Même les Caisses d’allocations familiales ont mis en œuvre ces derniers mois des mesures de surveillance renforcées et particulièrement indécentes vis à vis de leurs allocataires les plus fragiles, y compris les handicapés
Soi-disant pour faire la chasse aux fraudeurs …
Ces dispositions, prises isolément, relèvent évidemment, dans leurs secteurs d’intervention respectifs, d’une volonté d’humilier, de stigmatiser, de précariser nos compatriotes les plus fragiles socialement et économiquement.
Mais, analysées globalement, elles caractérisent un véritable système politique consistant à pousser toujours plus dans la pauvreté et la précarité celles et ceux qui connaissent déjà les plus grandes difficultés à vivre, quand ce n’est pas tout simplement de survivre.
Il ne s’agit pas seulement d’un problème de justice sociale et d’égalité, mais d’une grave question démocratique.
Pousser de plus en plus nos compatriotes dans la pauvreté et dans la précarité, c’est les éloigner encore plus de la vie politique et de la prise de conscience des changements indispensables du système néolibéral qui nous a été imposé depuis des décennies.

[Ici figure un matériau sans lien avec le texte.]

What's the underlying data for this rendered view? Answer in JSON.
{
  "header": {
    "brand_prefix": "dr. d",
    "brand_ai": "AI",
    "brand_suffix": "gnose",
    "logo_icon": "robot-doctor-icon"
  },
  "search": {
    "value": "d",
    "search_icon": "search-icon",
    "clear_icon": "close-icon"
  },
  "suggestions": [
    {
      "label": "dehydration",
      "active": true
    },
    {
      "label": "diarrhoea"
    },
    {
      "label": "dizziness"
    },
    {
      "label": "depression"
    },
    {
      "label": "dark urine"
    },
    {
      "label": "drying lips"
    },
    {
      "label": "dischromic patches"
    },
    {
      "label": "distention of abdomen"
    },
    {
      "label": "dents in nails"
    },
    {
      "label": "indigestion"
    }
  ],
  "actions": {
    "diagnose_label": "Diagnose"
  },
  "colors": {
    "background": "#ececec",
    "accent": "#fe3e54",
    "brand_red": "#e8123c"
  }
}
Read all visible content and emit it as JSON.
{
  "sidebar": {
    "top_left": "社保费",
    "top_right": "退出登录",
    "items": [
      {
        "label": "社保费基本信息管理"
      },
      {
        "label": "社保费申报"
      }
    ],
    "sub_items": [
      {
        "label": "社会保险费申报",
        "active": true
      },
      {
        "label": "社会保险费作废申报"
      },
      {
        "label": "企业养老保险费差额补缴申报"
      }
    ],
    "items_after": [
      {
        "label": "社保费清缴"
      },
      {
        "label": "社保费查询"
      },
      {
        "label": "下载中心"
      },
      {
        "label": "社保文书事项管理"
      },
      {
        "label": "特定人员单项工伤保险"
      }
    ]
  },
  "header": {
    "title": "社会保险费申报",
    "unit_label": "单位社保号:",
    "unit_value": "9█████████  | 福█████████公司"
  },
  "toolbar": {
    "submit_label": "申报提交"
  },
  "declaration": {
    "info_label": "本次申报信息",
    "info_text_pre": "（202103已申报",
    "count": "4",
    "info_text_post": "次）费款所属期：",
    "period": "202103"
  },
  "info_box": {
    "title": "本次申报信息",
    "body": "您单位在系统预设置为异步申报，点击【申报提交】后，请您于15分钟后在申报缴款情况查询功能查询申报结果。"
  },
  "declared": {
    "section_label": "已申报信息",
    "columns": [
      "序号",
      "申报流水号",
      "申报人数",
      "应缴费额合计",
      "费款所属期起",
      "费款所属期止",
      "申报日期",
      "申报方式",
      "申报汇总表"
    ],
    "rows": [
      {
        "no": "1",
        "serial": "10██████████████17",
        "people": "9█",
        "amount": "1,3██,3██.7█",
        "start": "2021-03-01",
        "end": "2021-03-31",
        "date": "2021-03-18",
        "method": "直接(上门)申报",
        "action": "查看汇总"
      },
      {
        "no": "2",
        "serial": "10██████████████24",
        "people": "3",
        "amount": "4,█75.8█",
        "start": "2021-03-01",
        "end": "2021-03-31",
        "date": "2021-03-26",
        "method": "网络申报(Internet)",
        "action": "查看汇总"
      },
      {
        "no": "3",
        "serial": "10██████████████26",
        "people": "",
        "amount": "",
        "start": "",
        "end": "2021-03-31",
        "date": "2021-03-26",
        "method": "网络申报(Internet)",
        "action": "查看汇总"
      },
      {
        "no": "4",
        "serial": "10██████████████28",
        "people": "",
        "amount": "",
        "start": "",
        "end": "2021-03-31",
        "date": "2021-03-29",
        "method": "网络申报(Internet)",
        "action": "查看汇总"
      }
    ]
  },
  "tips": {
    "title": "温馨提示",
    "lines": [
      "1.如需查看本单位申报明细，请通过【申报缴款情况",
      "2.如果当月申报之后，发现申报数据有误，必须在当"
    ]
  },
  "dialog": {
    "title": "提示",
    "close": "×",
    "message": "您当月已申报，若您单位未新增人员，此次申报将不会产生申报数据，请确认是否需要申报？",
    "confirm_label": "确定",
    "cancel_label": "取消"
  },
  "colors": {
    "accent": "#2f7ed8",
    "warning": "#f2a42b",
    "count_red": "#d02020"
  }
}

On sait bien en effet que, quand on est assailli de tous côtés par les difficultés de la vie, on n’est guère incité, en général, à se préoccuper des affaires du pays et de la planète, et a fortiori à s’engager pour participer à la vie politique, et notamment aux échéances électorales.
C’est bien là le calcul cynique des macronistes et de leurs alliés : alors que les pauvres sont ceux qui ont le plus d’intérêt à combattre leur politique néfaste, ils font le choix délibéré de les assaillir par des difficultés matérielles toujours plus importantes, non seulement pour des motifs économiques et sociaux, mais surtout en vue de les éloigner systématiquement de la vie démocratique.
Les victimes principales de cette véritable « guerre de classe », les habitants des quartiers populaires, et notamment les jeunes, sont poussés ainsi, de fait, à abandonner les activités politiques, syndicales ou associatives, à ne pas s’inscrire ou à maintenir de mauvaises inscriptions sur les listes électorales, et surtout à s’abstenir massivement lors des échéances électorales, même si c’est un peu moins marqué pour l’élection présidentielle.
C’est pourquoi la lutte pour les droits économiques et sociaux de nos compatriotes les plus fragiles doit nécessairement s’accompagner de la lutte pour l’exercice réel de leurs droits démocratiques.
Que certaines forces politiques, comme la France Insoumise, s’y attellent de manière conséquente dans la perspective de l’élection européenne, même si cela est un peu tardif, est de bonne augure quant à leur volonté de rompre avec le système néolibéral et capitaliste.
Cela tranche heureusement avec les pratiques d’autres partis, soi-disant progressistes, qui, malgré leurs discours, se proposent seulement d’en aménager ses tares les plus flagrantes pour tenter de le rendre un peu moins inhumain.
Parce que, comme toute la pseudo social-démocratie européenne, ils préfèrent pactiser avec les puissances d’argent plutôt que d’affronter la réalité de la lutte de classe.